HKUDS / UrbanGPT

[KDD'2024] "UrbanGPT: Spatio-Temporal Large Language Models"
https://urban-gpt.github.io
Apache License 2.0
282 stars 39 forks source link

Clarification Needed: Is the Bike Flow Prediction Example Truly Zero-Shot? #24

Open Kaleemullahqasim opened 1 month ago

Kaleemullahqasim commented 1 month ago

I came across the Example-1: Bike Flow Prediction (Zero-shot scenario) in your paper, and I have some concerns regarding the classification of this task as “zero-shot.”

As I understand it, a zero-shot scenario typically involves the model performing a task without being provided any specific prior examples or historical data that directly relate to the task. However, in the provided bike flow prediction example, the model is given 12 time steps of historical inflow and outflow data. This seems to provide the model with concrete examples to base its predictions on, which would generally classify the task as a few-shot or data-driven prediction rather than a zero-shot task.

Could you clarify why this is being labeled as a zero-shot scenario? If it is indeed zero-shot, could you explain the reasoning behind the classification, given that historical data is provided for the prediction task?

Thank you for your time and help in clearing this up!

image

Kaleemullahqasim commented 1 month ago

https://huggingface.co/datasets/bjdwh/ST_data_urbangpt/viewer?row=0

even the training dataset is not zero-shot, you did add few-shot examples, but for some reason you always specified they are zeroshots

LZH-YS1998 commented 1 month ago

Hello. We understand the aspects that may be causing confusion. The spatio-temporal prediction task involves forecasting future values based on historical data, whether it occurs in full-shot, few-shot, or zero-shot settings. In this context, we differentiate the zero-shot setting from others based on whether the model has been trained on the historical data from the test regions. If the model has not been trained with data from the test regions, it is considered a zero-shot setting. We have formalized this task in Session 2, titled "Spatio-Temporal Zero-Shot Learning."

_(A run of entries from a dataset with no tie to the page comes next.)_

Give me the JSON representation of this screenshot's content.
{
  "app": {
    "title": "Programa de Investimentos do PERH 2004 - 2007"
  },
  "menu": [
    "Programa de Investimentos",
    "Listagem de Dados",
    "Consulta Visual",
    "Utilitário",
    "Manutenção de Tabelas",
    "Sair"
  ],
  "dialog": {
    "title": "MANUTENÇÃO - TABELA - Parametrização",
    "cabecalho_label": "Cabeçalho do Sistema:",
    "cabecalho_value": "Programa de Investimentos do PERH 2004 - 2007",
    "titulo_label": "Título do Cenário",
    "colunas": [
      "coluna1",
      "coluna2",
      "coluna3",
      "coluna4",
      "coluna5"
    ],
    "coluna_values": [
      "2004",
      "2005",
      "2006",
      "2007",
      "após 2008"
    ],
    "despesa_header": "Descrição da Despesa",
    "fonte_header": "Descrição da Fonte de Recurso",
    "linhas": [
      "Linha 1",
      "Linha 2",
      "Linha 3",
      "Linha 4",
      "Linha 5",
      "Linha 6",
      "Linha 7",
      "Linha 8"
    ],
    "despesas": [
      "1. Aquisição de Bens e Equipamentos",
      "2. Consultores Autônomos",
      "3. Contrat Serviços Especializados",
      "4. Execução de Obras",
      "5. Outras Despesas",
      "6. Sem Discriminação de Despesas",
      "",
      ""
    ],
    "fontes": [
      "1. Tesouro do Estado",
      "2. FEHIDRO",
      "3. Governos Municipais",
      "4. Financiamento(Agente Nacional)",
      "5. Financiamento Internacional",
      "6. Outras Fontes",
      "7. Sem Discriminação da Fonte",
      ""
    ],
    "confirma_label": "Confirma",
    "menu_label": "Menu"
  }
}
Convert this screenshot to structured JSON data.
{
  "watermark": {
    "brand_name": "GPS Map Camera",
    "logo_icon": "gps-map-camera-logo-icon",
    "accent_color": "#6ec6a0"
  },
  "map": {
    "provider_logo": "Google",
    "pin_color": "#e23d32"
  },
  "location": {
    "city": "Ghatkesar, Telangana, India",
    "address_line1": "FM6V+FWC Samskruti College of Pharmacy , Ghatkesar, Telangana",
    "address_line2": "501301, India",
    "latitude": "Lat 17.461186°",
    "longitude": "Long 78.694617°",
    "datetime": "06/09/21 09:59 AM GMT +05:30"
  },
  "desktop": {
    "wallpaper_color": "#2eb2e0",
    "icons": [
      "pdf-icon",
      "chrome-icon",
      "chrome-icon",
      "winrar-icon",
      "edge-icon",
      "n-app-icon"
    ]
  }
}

Kaleemullahqasim commented 1 month ago

Thank you for clarifying the concept of “Spatio-Temporal Zero-Shot Learning” in your study. I appreciate your explanation of how the zero-shot setting is defined based on the absence of training on the specific test regions.

However, after reviewing the approach, I have a follow-up question. It appears that the model still relies on historical data from the test region for making predictions, which can be viewed as a form of few-shot learning. If the goal is to generalize to new regions without explicit training, could this not be achieved by carefully crafting few-shot prompts that provide the model with the necessary historical data and context during inference?

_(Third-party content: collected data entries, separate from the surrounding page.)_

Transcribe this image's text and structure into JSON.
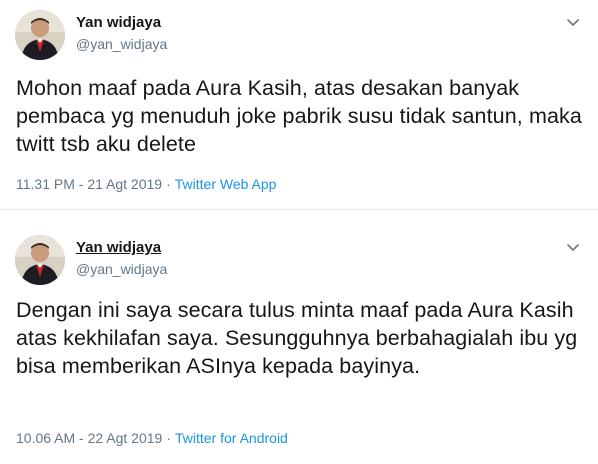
{
  "tweets": [
    {
      "author_name": "Yan widjaya",
      "author_handle": "@yan_widjaya",
      "text": "Mohon maaf pada Aura Kasih, atas desakan banyak pembaca yg menuduh joke pabrik susu tidak santun, maka twitt tsb aku delete",
      "timestamp": "11.31 PM - 21 Agt 2019",
      "separator": "·",
      "source": "Twitter Web App"
    },
    {
      "author_name": "Yan widjaya",
      "author_handle": "@yan_widjaya",
      "text": "Dengan ini saya secara tulus minta maaf pada Aura Kasih atas kekhilafan saya. Sesungguhnya berbahagialah ibu yg bisa memberikan ASInya kepada bayinya.",
      "timestamp": "10.06 AM - 22 Agt 2019",
      "separator": "·",
      "source": "Twitter for Android"
    }
  ],
  "colors": {
    "text": "#14171a",
    "secondary": "#657786",
    "link": "#1b95e0",
    "divider": "#e6ecf0"
  },
  "icons": {
    "caret": "chevron-down-icon",
    "avatar": "avatar"
  }
}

Why fine-tune or train the model?if prompt with a few shots can fix the whole problem? Which in this case you are still using at the testing stage or prediction stage?

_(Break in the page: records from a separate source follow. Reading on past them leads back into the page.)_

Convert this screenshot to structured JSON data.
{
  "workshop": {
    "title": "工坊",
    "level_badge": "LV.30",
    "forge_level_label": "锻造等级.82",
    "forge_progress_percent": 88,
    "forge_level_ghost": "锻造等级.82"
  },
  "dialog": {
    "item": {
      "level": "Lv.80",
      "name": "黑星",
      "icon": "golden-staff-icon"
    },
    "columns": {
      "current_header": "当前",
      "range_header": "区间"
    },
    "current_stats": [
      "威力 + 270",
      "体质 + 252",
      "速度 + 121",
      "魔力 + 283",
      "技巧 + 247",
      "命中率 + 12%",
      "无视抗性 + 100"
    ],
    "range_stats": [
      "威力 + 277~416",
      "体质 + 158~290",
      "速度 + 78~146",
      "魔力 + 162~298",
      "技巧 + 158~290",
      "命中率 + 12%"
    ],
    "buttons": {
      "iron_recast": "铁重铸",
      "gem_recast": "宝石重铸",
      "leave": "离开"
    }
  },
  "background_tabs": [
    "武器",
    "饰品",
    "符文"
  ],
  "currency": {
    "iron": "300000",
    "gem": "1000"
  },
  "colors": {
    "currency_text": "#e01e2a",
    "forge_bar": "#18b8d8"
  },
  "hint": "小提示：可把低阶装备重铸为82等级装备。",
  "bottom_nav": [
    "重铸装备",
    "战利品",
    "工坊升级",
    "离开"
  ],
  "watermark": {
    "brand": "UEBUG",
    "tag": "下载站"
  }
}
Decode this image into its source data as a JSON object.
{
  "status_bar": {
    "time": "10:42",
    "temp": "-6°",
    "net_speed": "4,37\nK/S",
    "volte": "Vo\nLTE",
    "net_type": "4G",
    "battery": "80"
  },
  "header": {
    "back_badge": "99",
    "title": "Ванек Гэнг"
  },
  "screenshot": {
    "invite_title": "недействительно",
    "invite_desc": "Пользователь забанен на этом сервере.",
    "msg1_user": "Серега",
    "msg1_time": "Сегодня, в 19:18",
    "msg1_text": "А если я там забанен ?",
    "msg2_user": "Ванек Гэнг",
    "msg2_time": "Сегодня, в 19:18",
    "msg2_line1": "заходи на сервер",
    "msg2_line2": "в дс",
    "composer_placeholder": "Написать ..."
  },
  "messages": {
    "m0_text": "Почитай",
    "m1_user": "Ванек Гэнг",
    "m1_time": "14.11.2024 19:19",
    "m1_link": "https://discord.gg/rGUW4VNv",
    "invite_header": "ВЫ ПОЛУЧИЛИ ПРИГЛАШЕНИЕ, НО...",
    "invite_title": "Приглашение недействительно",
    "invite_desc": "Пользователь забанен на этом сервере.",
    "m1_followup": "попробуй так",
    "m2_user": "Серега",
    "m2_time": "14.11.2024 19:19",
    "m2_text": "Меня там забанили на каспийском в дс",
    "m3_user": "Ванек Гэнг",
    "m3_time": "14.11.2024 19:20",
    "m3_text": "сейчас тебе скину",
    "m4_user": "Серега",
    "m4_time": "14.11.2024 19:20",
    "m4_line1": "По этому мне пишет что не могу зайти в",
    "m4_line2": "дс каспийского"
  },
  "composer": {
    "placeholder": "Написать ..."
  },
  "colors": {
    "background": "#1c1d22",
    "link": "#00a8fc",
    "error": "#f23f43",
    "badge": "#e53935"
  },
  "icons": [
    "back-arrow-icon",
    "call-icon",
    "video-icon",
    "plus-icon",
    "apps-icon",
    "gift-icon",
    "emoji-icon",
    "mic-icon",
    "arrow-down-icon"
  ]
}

LZH-YS1998 commented 1 week ago

Hello, we understand your concern. The spatial-temporal prediction task we're discussing is inherently defined as predicting future trends based on historical data. Without historical data, it becomes a fundamentally different task. You may want can also look into similar works on how to implement "zero-shot definitions" for time series prediction or spatial-temporal prediction. Large Language Models Are Zero-Shot Time Series Forecasters; Unified Training of Universal Time Series Transformers... I hope this can help you.

Regarding your point about few-shot learning, we haven't found that providing few examples can effectively solve this problem. Therefore, instruction fine-tuning is necessary.